Crève boomer ? Non, un nouveau baby-boom !
- André Touboul

- 18 mars 2020
- 1 min de lecture

On se sentait déjà de trop, à 70 ans passés. La réforme des retraites montrait bien que l'on nous reprochait le pain que nous mangions. Soudain, venu de Chine, un virus confirmait qu'il était temps de partir, car chaque matin, chaque soir, à toute heure, on nous affirmait que nous étions une population de choix pour une maladie mortelle.
Déjà, quand nous tentions de donner notre avis sur le réchauffement climatique, on nous intimait de nous taire : OK, boomer !
Cela voulait dire que nous, soixante-huitards, les baby-boomers, étions responsables de l'explosion démographique sur la planète, de l'émergence économique des pays jadis sous-développés, et, à entendre ces enfants gâtés, de tout ce qui pose problème aujourd'hui.
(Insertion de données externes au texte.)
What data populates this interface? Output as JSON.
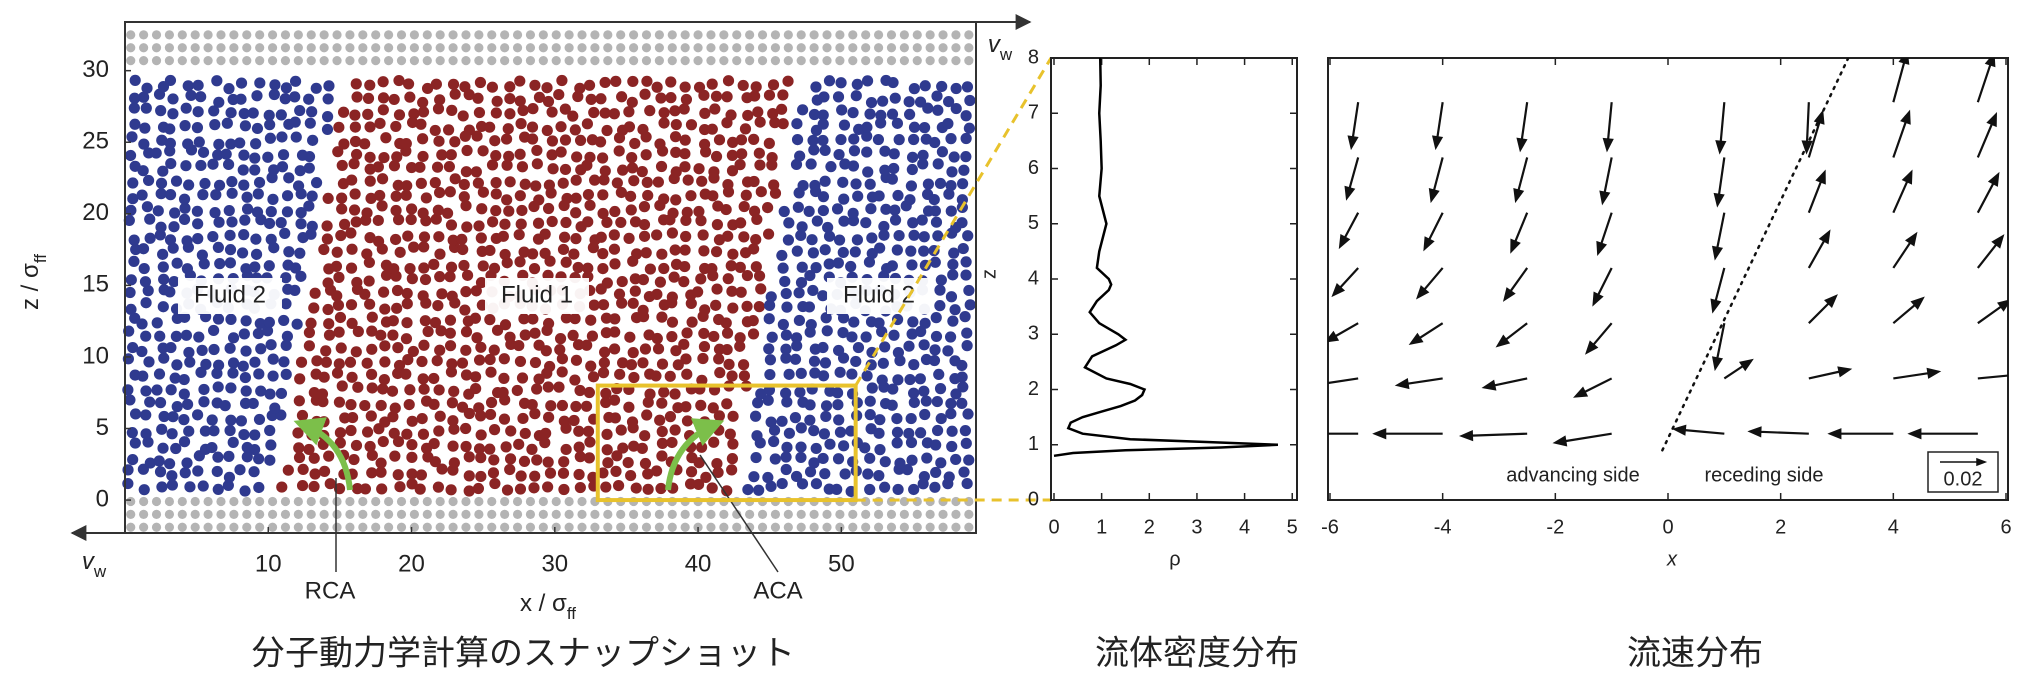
{
  "chart_data": [
    {
      "type": "snapshot",
      "caption": "分子動力学計算のスナップショット",
      "xlabel": {
        "text": "x / σ",
        "sub": "ff"
      },
      "ylabel": {
        "text": "z / σ",
        "sub": "ff"
      },
      "xlim": [
        0,
        59.4
      ],
      "ylim": [
        -2.3,
        33.4
      ],
      "xticks": [
        10,
        20,
        30,
        40,
        50
      ],
      "yticks": [
        0,
        5,
        10,
        15,
        20,
        25,
        30
      ],
      "regions": [
        {
          "label": "Fluid 2",
          "color": "#2f3a8f"
        },
        {
          "label": "Fluid 1",
          "color": "#8b2424"
        },
        {
          "label": "Fluid 2",
          "color": "#2f3a8f"
        }
      ],
      "wall_color": "#b4b4b4",
      "wall_velocity": {
        "text": "v",
        "sub": "w"
      },
      "annotations": [
        "RCA",
        "ACA"
      ],
      "highlight": {
        "x": [
          33,
          51
        ],
        "y": [
          0,
          8
        ],
        "color": "#e8c22c"
      }
    },
    {
      "type": "line",
      "caption": "流体密度分布",
      "xlabel": "ρ",
      "ylabel": "z",
      "xlim": [
        0,
        5.1
      ],
      "ylim": [
        0,
        8
      ],
      "xticks": [
        0,
        1,
        2,
        3,
        4,
        5
      ],
      "yticks": [
        0,
        1,
        2,
        3,
        4,
        5,
        6,
        7,
        8
      ],
      "color": "#000000",
      "x": [
        0.0,
        0.4,
        1.5,
        3.5,
        4.7,
        3.2,
        1.6,
        0.6,
        0.3,
        0.35,
        0.6,
        1.0,
        1.4,
        1.7,
        1.85,
        1.9,
        1.6,
        1.1,
        0.65,
        0.8,
        1.3,
        1.5,
        1.35,
        0.95,
        0.75,
        0.9,
        1.15,
        1.2,
        1.15,
        0.9,
        0.95,
        1.1,
        0.95,
        1.0,
        0.98,
        0.95,
        0.98,
        0.97
      ],
      "y": [
        0.8,
        0.85,
        0.9,
        0.95,
        1.0,
        1.05,
        1.1,
        1.2,
        1.3,
        1.4,
        1.5,
        1.6,
        1.7,
        1.8,
        1.9,
        2.0,
        2.1,
        2.2,
        2.4,
        2.6,
        2.8,
        2.9,
        3.0,
        3.2,
        3.4,
        3.6,
        3.8,
        3.9,
        4.0,
        4.2,
        4.5,
        5,
        5.5,
        6,
        6.5,
        7,
        7.5,
        8
      ]
    },
    {
      "type": "quiver",
      "caption": "流速分布",
      "xlabel": "x",
      "xlim": [
        -6,
        6
      ],
      "ylim": [
        0,
        8
      ],
      "xticks": [
        -6,
        -4,
        -2,
        0,
        2,
        4,
        6
      ],
      "annotations": [
        "advancing side",
        "receding side"
      ],
      "scale": {
        "value": 0.02,
        "label": "0.02"
      },
      "interface": {
        "x": [
          -0.1,
          3.2
        ],
        "y": [
          0.9,
          8
        ]
      },
      "x": [
        -5.5,
        -4,
        -2.5,
        -1,
        1,
        2.5,
        4,
        5.5
      ],
      "rows": [
        {
          "y": 7.2,
          "u": [
            -0.003,
            -0.003,
            -0.003,
            -0.002,
            -0.002,
            -0.001,
            0.006,
            0.007
          ],
          "v": [
            -0.02,
            -0.02,
            -0.021,
            -0.021,
            -0.022,
            -0.022,
            0.022,
            0.021
          ]
        },
        {
          "y": 6.2,
          "u": [
            -0.005,
            -0.005,
            -0.005,
            -0.004,
            -0.003,
            0.006,
            0.007,
            0.008
          ],
          "v": [
            -0.018,
            -0.019,
            -0.019,
            -0.02,
            -0.021,
            0.02,
            0.02,
            0.019
          ]
        },
        {
          "y": 5.2,
          "u": [
            -0.008,
            -0.008,
            -0.007,
            -0.006,
            -0.004,
            0.007,
            0.008,
            0.009
          ],
          "v": [
            -0.015,
            -0.016,
            -0.017,
            -0.018,
            -0.02,
            0.018,
            0.018,
            0.017
          ]
        },
        {
          "y": 4.2,
          "u": [
            -0.011,
            -0.011,
            -0.01,
            -0.008,
            -0.005,
            0.009,
            0.01,
            0.011
          ],
          "v": [
            -0.012,
            -0.013,
            -0.014,
            -0.016,
            -0.019,
            0.016,
            0.015,
            0.014
          ]
        },
        {
          "y": 3.2,
          "u": [
            -0.014,
            -0.014,
            -0.013,
            -0.011,
            -0.004,
            0.012,
            0.013,
            0.014
          ],
          "v": [
            -0.008,
            -0.009,
            -0.01,
            -0.013,
            -0.02,
            0.012,
            0.011,
            0.01
          ]
        },
        {
          "y": 2.2,
          "u": [
            -0.02,
            -0.02,
            -0.019,
            -0.016,
            0.012,
            0.018,
            0.02,
            0.021
          ],
          "v": [
            -0.003,
            -0.003,
            -0.004,
            -0.008,
            0.008,
            0.004,
            0.003,
            0.002
          ]
        },
        {
          "y": 1.2,
          "u": [
            -0.03,
            -0.03,
            -0.029,
            -0.025,
            -0.022,
            -0.026,
            -0.028,
            -0.03
          ],
          "v": [
            0.0,
            0.0,
            -0.001,
            -0.004,
            0.002,
            0.001,
            0.0,
            0.0
          ]
        }
      ]
    }
  ]
}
Il est vrai que nous n'avons même pas eu le courage de faire une troisième guerre mondiale, préférant laisser émerger des pays qui jusque là avaient eu le bon goût de stagner dans la pauvreté.
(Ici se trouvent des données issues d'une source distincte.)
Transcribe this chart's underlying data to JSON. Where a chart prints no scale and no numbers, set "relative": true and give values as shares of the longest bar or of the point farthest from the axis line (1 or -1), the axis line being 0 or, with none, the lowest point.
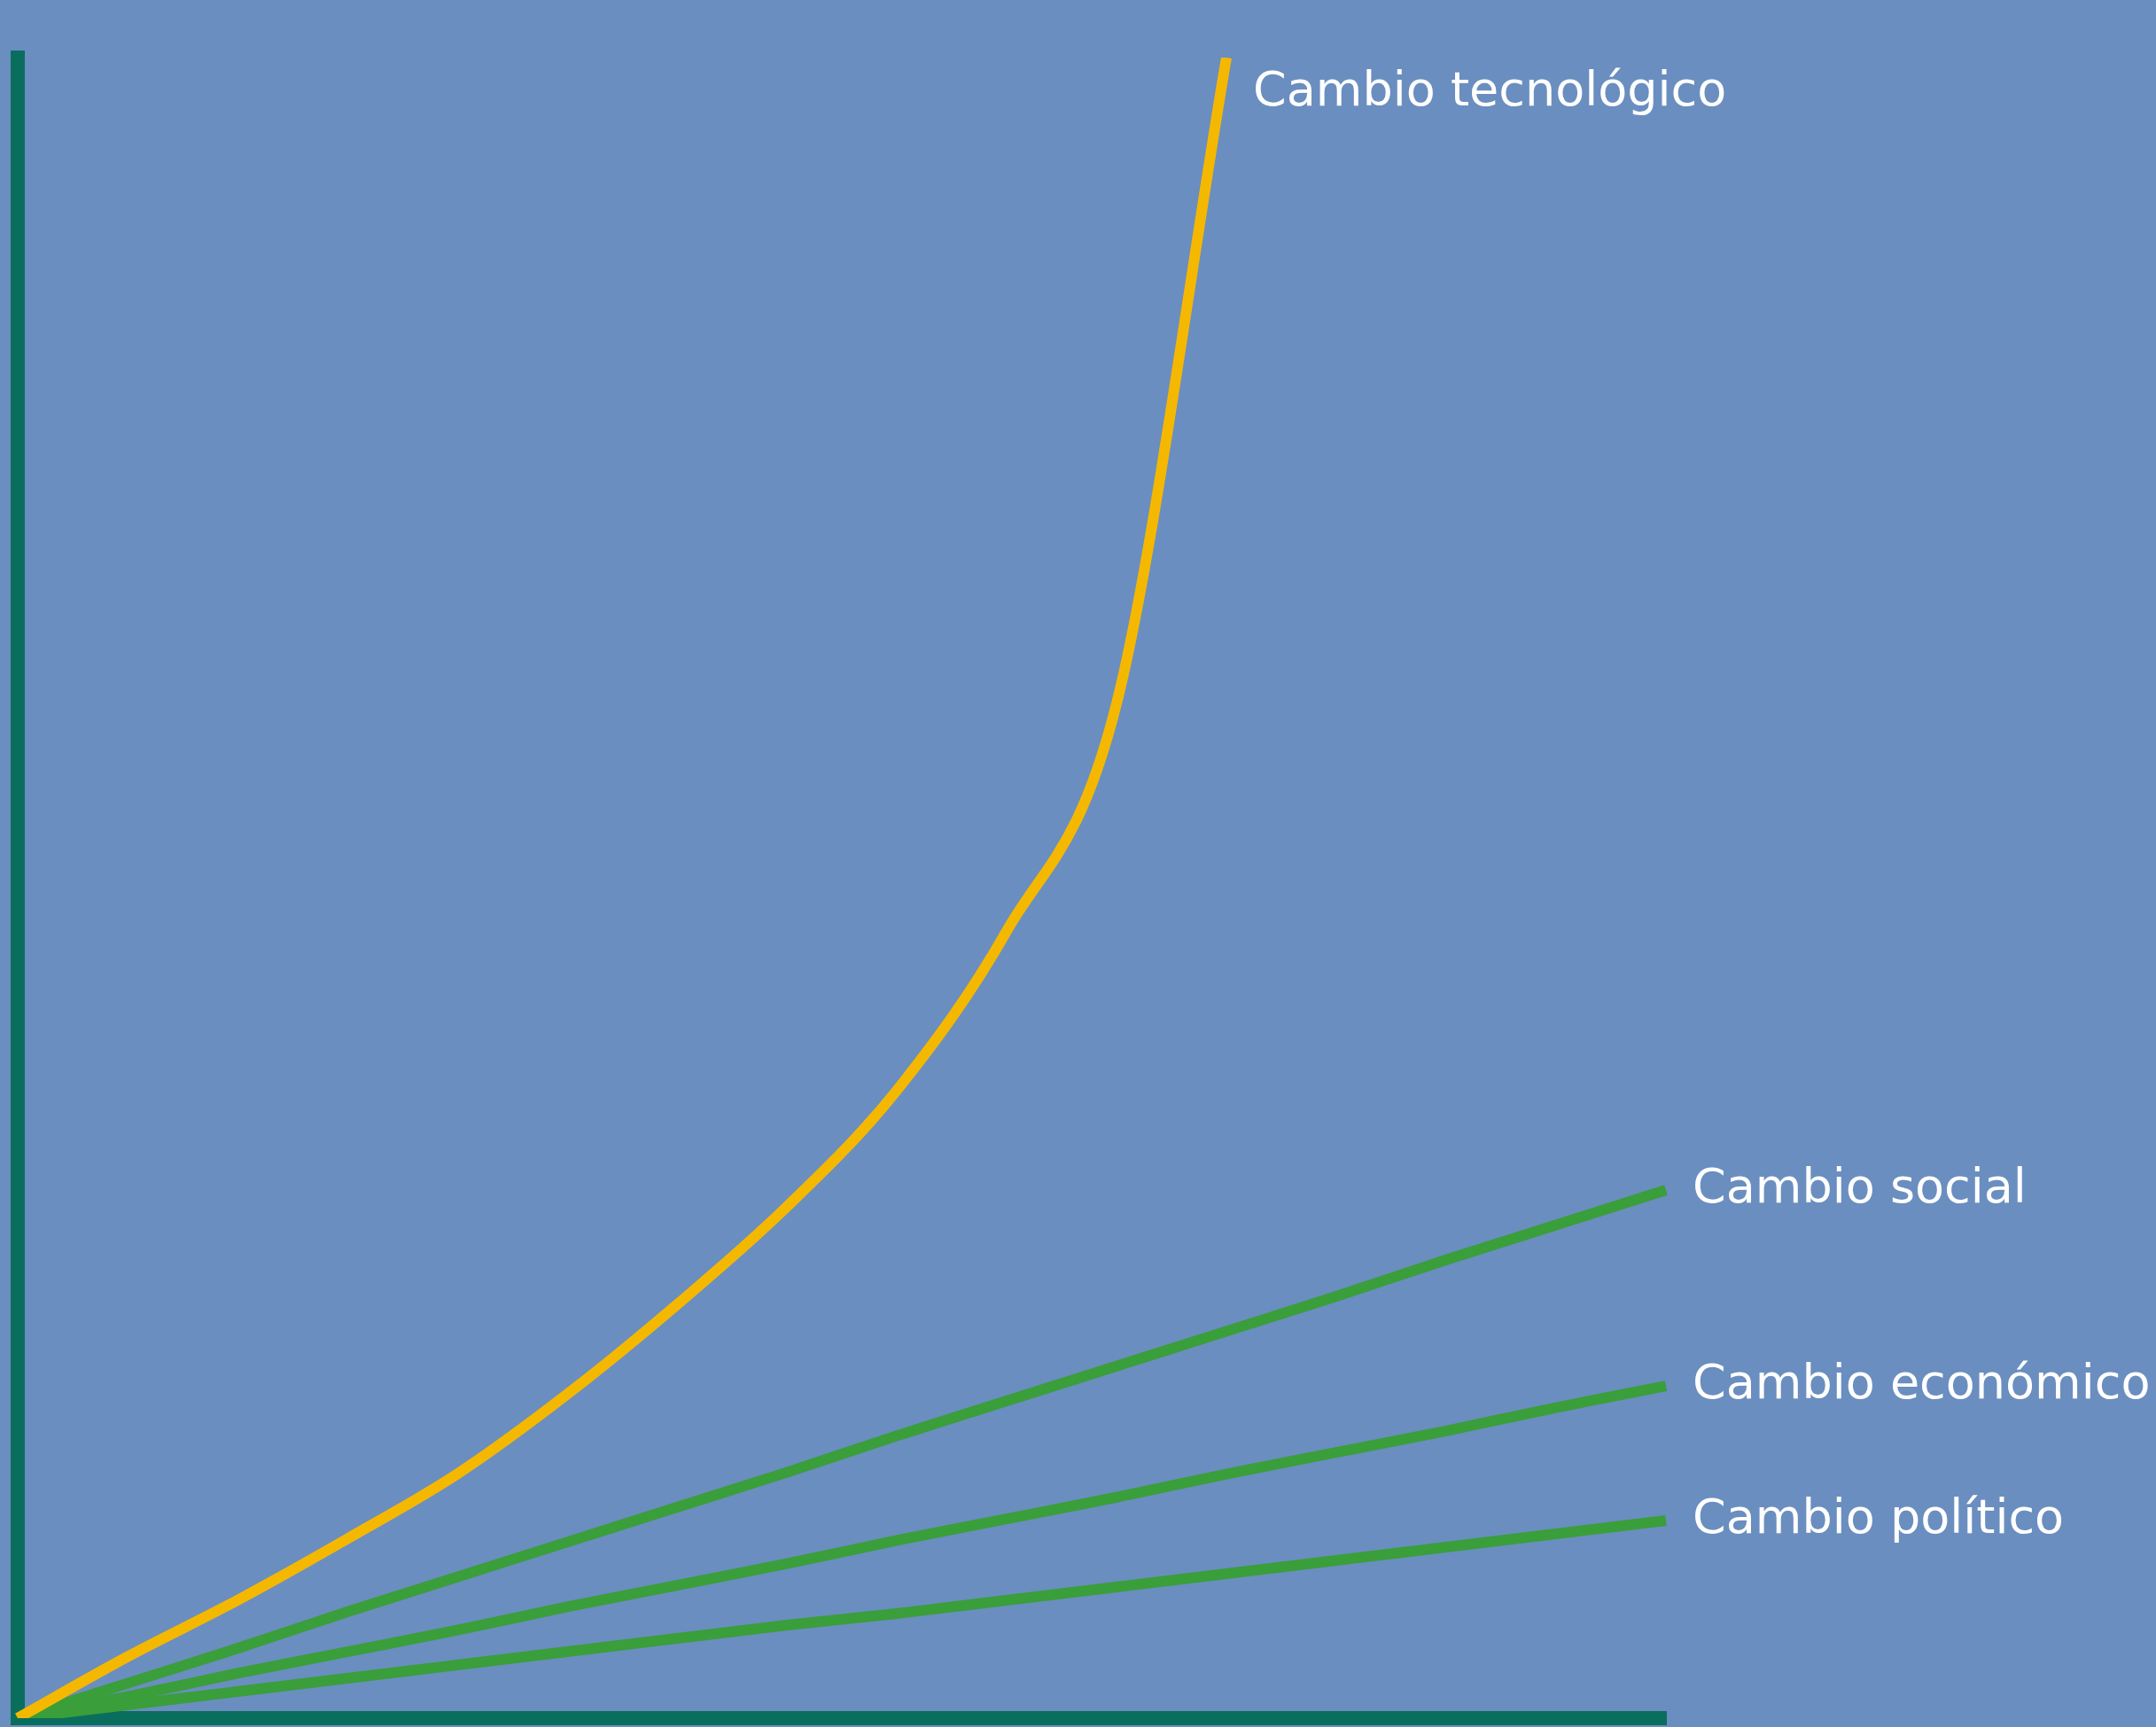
{
  "chart_data": {
    "type": "line",
    "relative": true,
    "legend": false,
    "marker": "none",
    "line_style": "solid",
    "categories": [
      null,
      null,
      null,
      null,
      null,
      null,
      null,
      null,
      null,
      null,
      null,
      null,
      null,
      null,
      null,
      null
    ],
    "series": [
      {
        "name": "Cambio tecnológico",
        "color": "#f5b800",
        "values": [
          0,
          0.037,
          0.071,
          0.108,
          0.147,
          0.195,
          0.249,
          0.308,
          0.378,
          0.474,
          0.611,
          1,
          null,
          null,
          null,
          null
        ]
      },
      {
        "name": "Cambio social",
        "color": "#3a9e3a",
        "values": [
          0,
          0.021,
          0.042,
          0.064,
          0.085,
          0.106,
          0.127,
          0.148,
          0.17,
          0.191,
          0.212,
          0.233,
          0.254,
          0.276,
          0.297,
          0.318
        ]
      },
      {
        "name": "Cambio económico",
        "color": "#3a9e3a",
        "values": [
          0,
          0.013,
          0.027,
          0.04,
          0.053,
          0.067,
          0.08,
          0.093,
          0.107,
          0.12,
          0.133,
          0.147,
          0.16,
          0.173,
          0.187,
          0.2
        ]
      },
      {
        "name": "Cambio político",
        "color": "#3a9e3a",
        "values": [
          0,
          0.008,
          0.016,
          0.024,
          0.032,
          0.04,
          0.048,
          0.056,
          0.063,
          0.071,
          0.079,
          0.087,
          0.095,
          0.103,
          0.111,
          0.119
        ]
      }
    ]
  }
}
Le pire de nos cauchemars est la figure sévère de la petite hyène Tunberg, qui désormais doit rayonner de bonheur, puisque le Monde entier est à l'arrêt, et que, cerise sur le gâteau, les vieux vont être décimés. On l'entend vociférer : Crève boomer !
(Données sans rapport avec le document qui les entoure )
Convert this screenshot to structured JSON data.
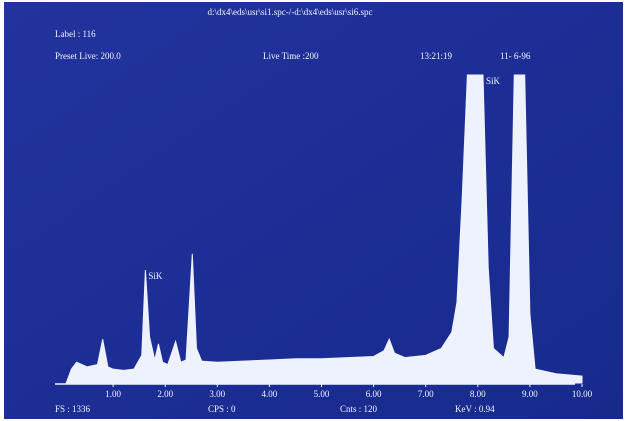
{
  "chart_data": {
    "type": "area",
    "title": "d:\\dx4\\eds\\usr\\si1.spc-/-d:\\dx4\\eds\\usr\\si6.spc",
    "label_line": "Label : 116",
    "preset_live": "Preset Live: 200.0",
    "live_time": "Live Time :200",
    "time": "13:21:19",
    "date": "11- 6-96",
    "annotations": [
      {
        "text": "SiK",
        "x": 1.62,
        "y": 490
      },
      {
        "text": "SiK",
        "x": 8.1,
        "y": 1336
      }
    ],
    "status": [
      "FS : 1336",
      "CPS : 0",
      "Cnts : 120",
      "KeV : 0.94"
    ],
    "x": [
      0.1,
      0.2,
      0.3,
      0.5,
      0.7,
      0.8,
      0.9,
      1.0,
      1.2,
      1.4,
      1.55,
      1.62,
      1.7,
      1.8,
      1.87,
      1.95,
      2.05,
      2.2,
      2.3,
      2.4,
      2.52,
      2.6,
      2.7,
      3.0,
      3.5,
      4.0,
      4.5,
      5.0,
      5.5,
      6.0,
      6.2,
      6.3,
      6.4,
      6.6,
      7.0,
      7.3,
      7.5,
      7.6,
      7.7,
      7.8,
      8.1,
      8.2,
      8.3,
      8.5,
      8.6,
      8.7,
      8.9,
      9.0,
      9.1,
      9.5,
      10.0
    ],
    "values": [
      0,
      60,
      90,
      70,
      80,
      190,
      70,
      60,
      55,
      60,
      120,
      490,
      200,
      100,
      170,
      90,
      80,
      180,
      90,
      100,
      560,
      150,
      95,
      90,
      95,
      100,
      105,
      105,
      110,
      115,
      140,
      190,
      130,
      110,
      120,
      150,
      220,
      350,
      800,
      1336,
      1336,
      500,
      150,
      110,
      200,
      1336,
      1336,
      300,
      60,
      40,
      30
    ],
    "color": "#eef2ff",
    "xlim": [
      0,
      10
    ],
    "ylim": [
      0,
      1336
    ],
    "xticks": [
      {
        "value": 1,
        "label": "1.00"
      },
      {
        "value": 2,
        "label": "2.00"
      },
      {
        "value": 3,
        "label": "3.00"
      },
      {
        "value": 4,
        "label": "4.00"
      },
      {
        "value": 5,
        "label": "5.00"
      },
      {
        "value": 6,
        "label": "6.00"
      },
      {
        "value": 7,
        "label": "7.00"
      },
      {
        "value": 8,
        "label": "8.00"
      },
      {
        "value": 9,
        "label": "9.00"
      },
      {
        "value": 10,
        "label": "10.00"
      }
    ]
  }
}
Pour contredire cette fille haineuse, dès que le virus sera vaincu, les boomers prendront leur part à une reprise économique sans précédent, dans une débauche de CO2. Cette perspective les fera tenir. Peut-être, d’ailleurs, assistera-t-on, du fait du confinement à un nouveau baby boom. Il faut l’espérer, car les nourrissons d’après guerre n’ont pas été pour rien dans l’essor économique des Trente glorieuses.